Uno de los rasgos de la grandeza de la música de Bach es su íntima conexión con el instrumento que la ejecuta a la vez que la posibilidad de adaptarse a otros instrumentos o conjuntos. Podemos pensar en obras como El arte de la fuga o la Ofrenda musical, sin una asignación instrumental concreta, pero también a un corpus más que reconocido como las Sonatas y Partitas para violín solo, traídas para esta ocasión por Mario Brunello con el violonchelo piccolo.
La adaptación no es innecesariamente audaz, tratándose de ejecutar la partitura una octava por debajo del texto original, como el propio maestro italiano ha reconocido, pero capaz de devolver una profundidad y una solemnidad que en la interpretación para el violín a veces se pierde. Un simple ajuste en la escritura que abre empero a una dimensión sonora radicalmente diferente, a una calidad performativa que se despoja definitivamente de las tentaciones ornamentales para centrarse en el entramado contrapuntístico, en la meditación especulativa que constituye el círculo entre la escritura y el sonido. Habiendo grabado Brunello en 2019 la integral de las Sonatas y Partitas, nos presentó en esta visita al Teatro Fernando Rojas del Círculo de Bellas Artes, una selección compuesta por la Sonata en si menor BWV1001, y las dos primeras Partitas, siendo la segunda, con la célebre Chacona, constitutiva de la segunda parte del concierto.

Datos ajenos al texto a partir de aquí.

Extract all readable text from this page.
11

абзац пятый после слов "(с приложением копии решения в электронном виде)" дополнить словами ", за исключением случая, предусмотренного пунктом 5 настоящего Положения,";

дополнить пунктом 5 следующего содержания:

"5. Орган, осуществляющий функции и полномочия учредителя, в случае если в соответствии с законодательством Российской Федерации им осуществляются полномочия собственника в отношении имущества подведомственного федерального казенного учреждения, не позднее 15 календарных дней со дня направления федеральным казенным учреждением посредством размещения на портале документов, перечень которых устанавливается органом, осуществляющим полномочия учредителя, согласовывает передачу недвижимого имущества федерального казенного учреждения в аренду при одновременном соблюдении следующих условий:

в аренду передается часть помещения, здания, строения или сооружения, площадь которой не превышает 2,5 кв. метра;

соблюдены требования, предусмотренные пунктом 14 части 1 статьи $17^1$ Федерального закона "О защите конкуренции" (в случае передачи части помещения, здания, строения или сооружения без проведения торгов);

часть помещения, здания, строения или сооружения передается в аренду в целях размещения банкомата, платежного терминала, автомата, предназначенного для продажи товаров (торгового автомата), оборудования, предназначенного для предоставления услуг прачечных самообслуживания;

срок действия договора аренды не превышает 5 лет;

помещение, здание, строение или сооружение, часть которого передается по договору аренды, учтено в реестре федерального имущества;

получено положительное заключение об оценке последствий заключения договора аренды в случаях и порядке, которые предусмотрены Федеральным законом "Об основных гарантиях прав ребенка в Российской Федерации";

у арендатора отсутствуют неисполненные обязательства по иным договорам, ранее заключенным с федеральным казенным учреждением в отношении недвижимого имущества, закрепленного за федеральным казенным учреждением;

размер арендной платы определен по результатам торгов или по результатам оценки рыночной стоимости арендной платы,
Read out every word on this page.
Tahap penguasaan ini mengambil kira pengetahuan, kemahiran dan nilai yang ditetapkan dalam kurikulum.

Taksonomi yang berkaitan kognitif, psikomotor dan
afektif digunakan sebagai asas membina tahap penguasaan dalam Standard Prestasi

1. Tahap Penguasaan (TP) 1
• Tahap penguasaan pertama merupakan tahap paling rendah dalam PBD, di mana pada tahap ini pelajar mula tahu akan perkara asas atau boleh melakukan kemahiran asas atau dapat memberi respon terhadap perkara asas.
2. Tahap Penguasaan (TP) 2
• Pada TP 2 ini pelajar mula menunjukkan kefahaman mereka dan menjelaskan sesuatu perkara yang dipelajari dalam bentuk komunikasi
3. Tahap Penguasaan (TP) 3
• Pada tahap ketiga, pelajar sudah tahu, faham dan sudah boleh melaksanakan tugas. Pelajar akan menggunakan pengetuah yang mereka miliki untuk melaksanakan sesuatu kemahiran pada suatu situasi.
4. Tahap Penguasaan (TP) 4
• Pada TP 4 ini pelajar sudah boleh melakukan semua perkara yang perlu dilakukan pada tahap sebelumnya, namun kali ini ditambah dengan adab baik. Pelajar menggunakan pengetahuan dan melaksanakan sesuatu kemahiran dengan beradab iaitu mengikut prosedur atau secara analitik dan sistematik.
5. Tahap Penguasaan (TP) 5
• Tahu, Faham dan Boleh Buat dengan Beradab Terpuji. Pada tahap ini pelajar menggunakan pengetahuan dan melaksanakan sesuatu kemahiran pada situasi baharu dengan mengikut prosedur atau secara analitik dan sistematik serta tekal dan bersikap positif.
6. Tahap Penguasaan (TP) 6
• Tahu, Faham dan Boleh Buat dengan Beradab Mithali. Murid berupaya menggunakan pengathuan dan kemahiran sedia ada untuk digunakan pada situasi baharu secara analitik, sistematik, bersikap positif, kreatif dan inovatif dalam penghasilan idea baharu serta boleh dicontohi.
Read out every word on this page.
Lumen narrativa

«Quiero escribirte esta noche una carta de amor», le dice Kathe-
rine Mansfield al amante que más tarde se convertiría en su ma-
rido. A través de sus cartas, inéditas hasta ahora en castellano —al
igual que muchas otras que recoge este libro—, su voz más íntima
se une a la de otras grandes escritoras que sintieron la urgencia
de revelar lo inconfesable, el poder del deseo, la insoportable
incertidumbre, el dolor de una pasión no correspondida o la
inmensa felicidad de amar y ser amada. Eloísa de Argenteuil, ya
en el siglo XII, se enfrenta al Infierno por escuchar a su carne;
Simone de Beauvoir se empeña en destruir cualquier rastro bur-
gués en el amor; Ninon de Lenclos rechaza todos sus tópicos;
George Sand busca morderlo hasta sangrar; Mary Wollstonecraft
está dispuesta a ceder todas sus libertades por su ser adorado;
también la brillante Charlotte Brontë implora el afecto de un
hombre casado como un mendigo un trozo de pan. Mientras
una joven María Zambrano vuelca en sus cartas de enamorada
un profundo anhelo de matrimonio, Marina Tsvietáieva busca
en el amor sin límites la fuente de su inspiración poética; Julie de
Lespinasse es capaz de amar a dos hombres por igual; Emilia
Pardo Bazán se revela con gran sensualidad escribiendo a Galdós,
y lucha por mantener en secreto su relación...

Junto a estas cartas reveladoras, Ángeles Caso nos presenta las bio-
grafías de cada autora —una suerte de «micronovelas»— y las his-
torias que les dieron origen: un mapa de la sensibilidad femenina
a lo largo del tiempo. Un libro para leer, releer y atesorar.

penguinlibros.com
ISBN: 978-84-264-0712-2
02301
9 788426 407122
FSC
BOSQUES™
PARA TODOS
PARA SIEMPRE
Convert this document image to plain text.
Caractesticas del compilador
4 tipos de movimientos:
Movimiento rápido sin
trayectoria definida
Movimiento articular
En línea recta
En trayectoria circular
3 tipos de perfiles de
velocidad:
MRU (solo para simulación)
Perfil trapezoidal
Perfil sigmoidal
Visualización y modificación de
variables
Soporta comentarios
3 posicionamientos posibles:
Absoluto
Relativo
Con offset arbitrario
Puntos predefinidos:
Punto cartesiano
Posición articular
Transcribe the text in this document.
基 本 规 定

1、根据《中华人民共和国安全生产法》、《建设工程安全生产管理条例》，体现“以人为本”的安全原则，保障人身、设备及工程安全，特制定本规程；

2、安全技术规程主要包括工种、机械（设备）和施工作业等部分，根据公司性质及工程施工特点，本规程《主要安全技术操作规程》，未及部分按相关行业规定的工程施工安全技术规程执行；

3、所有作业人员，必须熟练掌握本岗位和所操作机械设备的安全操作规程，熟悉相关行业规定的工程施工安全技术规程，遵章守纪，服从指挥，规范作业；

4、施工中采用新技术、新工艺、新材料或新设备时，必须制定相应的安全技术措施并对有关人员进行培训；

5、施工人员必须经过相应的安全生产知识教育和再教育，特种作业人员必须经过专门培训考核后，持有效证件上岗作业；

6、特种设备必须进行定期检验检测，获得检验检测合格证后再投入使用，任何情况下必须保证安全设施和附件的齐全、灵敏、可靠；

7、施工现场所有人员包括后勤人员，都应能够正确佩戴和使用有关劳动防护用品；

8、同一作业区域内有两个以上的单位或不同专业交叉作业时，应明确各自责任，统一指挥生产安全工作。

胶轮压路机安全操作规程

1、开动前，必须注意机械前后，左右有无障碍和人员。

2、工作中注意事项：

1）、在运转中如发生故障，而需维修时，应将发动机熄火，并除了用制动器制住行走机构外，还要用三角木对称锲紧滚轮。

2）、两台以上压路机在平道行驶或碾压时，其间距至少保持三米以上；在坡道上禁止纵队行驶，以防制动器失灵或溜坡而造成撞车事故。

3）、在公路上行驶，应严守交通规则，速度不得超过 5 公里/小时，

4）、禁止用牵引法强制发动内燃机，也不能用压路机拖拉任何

Con el violonchelo piccolo se gana redondez como emergió desde los primeros compases del Adagio inicial de la Sonata núm. 1, pero sin perder agilidad como se apreció en los tiempos de danza más vivaces, destacadamente en la primera partita, aunque es cierto que Brunello tuvo algún desajuste a la hora de atacar las notas más altas, devolviendo una cierta aspereza que nunca llegó a extirpar completamente en todo el concierto, sobre todo en la primera parte. Cabría decir que esta fue la única tacha (si bien persistente) que afectó más a la calidez tímbrica que al planteamiento estructural, ya que no empañó la fluidez y la nitidez en el fraseo, la excelente articulación de las dinámicas y la inteligente organización de las voces. Por otro lado, en el registro más grave, Brunello aprovechó las características del instrumento para plasmar un sonido rico de resonancias, de amplitud polifónica, capaz de sostener un tejido denso, bien ligado.
Particular expectación estaba puesta en la Chacona que cerraba el concierto, si bien ya desde el comienzo de la Partita, con la Alemanda, asistimos a una renovada intensidad. Algo que apareció aun más evidente con la Sarabanda, en la que el violonchelista expresó una línea de canto desencarnada cuanto desgarradora siendo una manera magistral de orientarse hacia la cumbre. Brunello, vecino de las Dolomitas, ha dicho en alguna ocasión que la música de Bach es como una montaña: puedes conocerla, puedes subir, pero luego tienes que volver a bajar, y nunca te pertenecerá. Por ello, sus interpretaciones, y en particular esta Partita en re menor, estuvieron atravesadas por una palpable emoción, una conjunción de rigor y arrojo con la que el intérprete supo lidiar con el exigente nivel de la partitura, sin renunciar a un sonido contundente y decidido.
Fue el broche de un concierto en el que se demostró una vez más como la música de Bach es capaz de resumir en las cuerdas de un instrumento un entero universo formal y emocional, una gran cordillera sonora, si se permite la metáfora alpina, a la que subimos con Brunello para apabullarnos con su magnificencia y belleza, tan presentes y a la vez difíciles de aferrar. Así estas obras tan conocidas fueron presentadas con una sonoridad renovada por un músico acostumbrado a transitar por dichas cumbres, pero con la humildad y la intensidad de la primera vez.